Some earlier studies had suggested that this was not the case, but that was due to their using too few genetic markers.
Of course, this is not necessarily true for admixed populations such as races in America.
And since she mentions Hutus & Tutsis:
Do I understand it correctly that according to the author we should be careful using the category “human” – since evolution is all about “transitions” and “family resemblances”, speaking of “humans” tout court is just another example of vicious “essentialism”. In reality, I take it, some organisms are “more” and some are “less” human – it’s all depends on the combination of the genes and the environment.
No, I don’t see anywhere that she says we should avoid using the category “human.” It should be possible to use that category while still recognizing the variation to which you refer.
It seems to me that the common usage of the category “human” precludes statements of the kind “X is 85% human” or “Y is human enough to drive a car but not human enough to vote” – an organism is either human or not (appropriate age or developmental restrictions do not seem to change the “essential” humanity). “Anti-essentialist” approach would in that sense go against the common usage, it would effectively change the meaning of the word.
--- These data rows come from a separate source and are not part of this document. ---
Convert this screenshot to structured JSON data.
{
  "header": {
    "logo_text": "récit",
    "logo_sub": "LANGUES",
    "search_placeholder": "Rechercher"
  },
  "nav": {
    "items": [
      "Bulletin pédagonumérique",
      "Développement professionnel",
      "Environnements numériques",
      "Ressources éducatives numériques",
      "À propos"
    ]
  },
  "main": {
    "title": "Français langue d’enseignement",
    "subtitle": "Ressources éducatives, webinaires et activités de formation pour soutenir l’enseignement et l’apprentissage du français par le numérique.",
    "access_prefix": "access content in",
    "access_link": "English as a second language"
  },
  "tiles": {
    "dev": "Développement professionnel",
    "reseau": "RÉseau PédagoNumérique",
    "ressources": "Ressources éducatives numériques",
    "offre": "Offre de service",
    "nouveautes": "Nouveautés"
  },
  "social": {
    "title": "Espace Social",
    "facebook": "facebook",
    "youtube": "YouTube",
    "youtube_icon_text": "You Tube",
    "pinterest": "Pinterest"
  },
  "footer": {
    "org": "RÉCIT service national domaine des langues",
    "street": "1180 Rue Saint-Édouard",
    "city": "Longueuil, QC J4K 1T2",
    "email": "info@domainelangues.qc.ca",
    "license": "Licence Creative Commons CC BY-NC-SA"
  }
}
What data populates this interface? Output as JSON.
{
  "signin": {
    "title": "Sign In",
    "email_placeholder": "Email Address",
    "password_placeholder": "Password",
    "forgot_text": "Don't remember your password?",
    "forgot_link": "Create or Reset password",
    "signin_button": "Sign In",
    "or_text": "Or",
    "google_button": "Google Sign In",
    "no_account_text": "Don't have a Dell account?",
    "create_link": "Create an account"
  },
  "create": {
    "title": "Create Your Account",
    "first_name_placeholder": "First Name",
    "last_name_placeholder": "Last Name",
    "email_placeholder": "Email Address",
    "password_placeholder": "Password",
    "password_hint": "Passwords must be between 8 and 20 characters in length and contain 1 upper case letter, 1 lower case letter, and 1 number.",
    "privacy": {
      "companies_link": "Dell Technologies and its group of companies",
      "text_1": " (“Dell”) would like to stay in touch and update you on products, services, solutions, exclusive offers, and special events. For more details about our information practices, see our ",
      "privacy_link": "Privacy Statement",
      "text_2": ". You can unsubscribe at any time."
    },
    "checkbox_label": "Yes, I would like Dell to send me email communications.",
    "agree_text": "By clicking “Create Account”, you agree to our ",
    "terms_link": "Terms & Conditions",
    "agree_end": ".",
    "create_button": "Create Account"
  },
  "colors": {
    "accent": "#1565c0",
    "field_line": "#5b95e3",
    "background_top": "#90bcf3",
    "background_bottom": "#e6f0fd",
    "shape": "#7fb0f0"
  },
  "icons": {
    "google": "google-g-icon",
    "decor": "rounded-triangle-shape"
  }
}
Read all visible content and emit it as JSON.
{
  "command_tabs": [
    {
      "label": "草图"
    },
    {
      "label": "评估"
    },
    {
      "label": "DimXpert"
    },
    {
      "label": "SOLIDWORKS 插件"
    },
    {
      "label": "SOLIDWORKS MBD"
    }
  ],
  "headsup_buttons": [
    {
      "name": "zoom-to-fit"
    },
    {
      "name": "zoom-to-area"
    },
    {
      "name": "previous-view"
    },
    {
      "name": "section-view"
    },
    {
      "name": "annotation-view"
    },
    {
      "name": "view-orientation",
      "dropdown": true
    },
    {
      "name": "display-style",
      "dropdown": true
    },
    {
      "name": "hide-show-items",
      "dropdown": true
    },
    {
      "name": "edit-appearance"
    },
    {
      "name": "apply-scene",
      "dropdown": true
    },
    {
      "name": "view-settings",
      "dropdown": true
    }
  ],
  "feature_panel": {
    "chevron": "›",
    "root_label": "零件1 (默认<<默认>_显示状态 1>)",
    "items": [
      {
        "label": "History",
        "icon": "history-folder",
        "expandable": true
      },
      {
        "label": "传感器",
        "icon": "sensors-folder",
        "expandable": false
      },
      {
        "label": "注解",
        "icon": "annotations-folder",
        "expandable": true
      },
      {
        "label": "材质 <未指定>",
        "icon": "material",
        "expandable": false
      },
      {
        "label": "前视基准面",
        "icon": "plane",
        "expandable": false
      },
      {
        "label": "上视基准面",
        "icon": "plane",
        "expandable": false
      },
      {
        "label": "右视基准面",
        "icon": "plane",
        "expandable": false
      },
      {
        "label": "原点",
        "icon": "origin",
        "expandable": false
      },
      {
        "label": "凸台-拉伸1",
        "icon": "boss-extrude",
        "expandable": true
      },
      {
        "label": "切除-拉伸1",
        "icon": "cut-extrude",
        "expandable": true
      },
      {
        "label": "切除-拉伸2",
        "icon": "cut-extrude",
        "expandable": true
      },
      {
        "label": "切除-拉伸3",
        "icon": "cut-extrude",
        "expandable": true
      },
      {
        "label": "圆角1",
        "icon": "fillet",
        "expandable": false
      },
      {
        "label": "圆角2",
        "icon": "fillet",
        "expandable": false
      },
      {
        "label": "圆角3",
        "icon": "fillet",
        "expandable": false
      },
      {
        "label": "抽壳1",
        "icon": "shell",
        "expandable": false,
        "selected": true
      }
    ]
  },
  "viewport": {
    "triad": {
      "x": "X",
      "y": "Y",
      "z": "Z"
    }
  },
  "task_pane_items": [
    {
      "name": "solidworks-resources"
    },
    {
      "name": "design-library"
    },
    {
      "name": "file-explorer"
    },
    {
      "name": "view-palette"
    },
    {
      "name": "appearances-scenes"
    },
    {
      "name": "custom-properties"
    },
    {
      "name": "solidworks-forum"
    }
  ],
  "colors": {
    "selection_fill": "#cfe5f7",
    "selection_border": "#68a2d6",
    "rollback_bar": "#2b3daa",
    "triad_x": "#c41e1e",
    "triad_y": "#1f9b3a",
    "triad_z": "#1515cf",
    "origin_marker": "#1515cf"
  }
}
I was also wondering how do we decide what is the appropriate threshold and/or how do we center the “similarity clusters”? Do we have to postulate the existence of a prototypical human ( as well as prototypes for other categories mentioned in the piece)? A lot might depend on these decisions and I was wondering what scientific guidelines we should follow in making them.
Anonymous: Thanks for the question. I certainly wouldn’t say we should avoid using the category “human”. We need categories to survive, and “human” is a very useful one! The point, though, is that we tend to underestimate the variability within a category and overestimate the boundaries between categories. If you want to read more about essentialism as an obstacle to understanding evolutionary theory, I highly recommend Ernst Mayr, Elliot Sober, and Andrew Shtulman.
I’m reminded of the persistence of the idea of the great chain of being in which organisms are ranked from highest to lowest. I personally remember how upset I was to learn that octopi are more intelligent than many mammals. Octopi—they’re invertebrates, for crissake! What next—an amoeba who can beat me in chess??
Thank you very much for the authors you’ve suggested. I’ve only had a chance to look at some of their work, but it appears to me that they do not address the issues I was rising.
I think that the claim that belonging to some category is a “matter of a degree” is not very enlightening unless we are also told how to decide what the degree in question is. It seems, that To do the latter one would have to specify what constitutes “being a human”, “being a woman” etc. to the degree 1, as well as provide some guidelines for determining the threshold value. Saying (as many do) that the answers to these questions will “depend on the context” (or “practical considerations”) would be just passing the buck. The real question then becomes how in a given context (or given specific “practical” consideration) we should determine the membership in a category under consideration.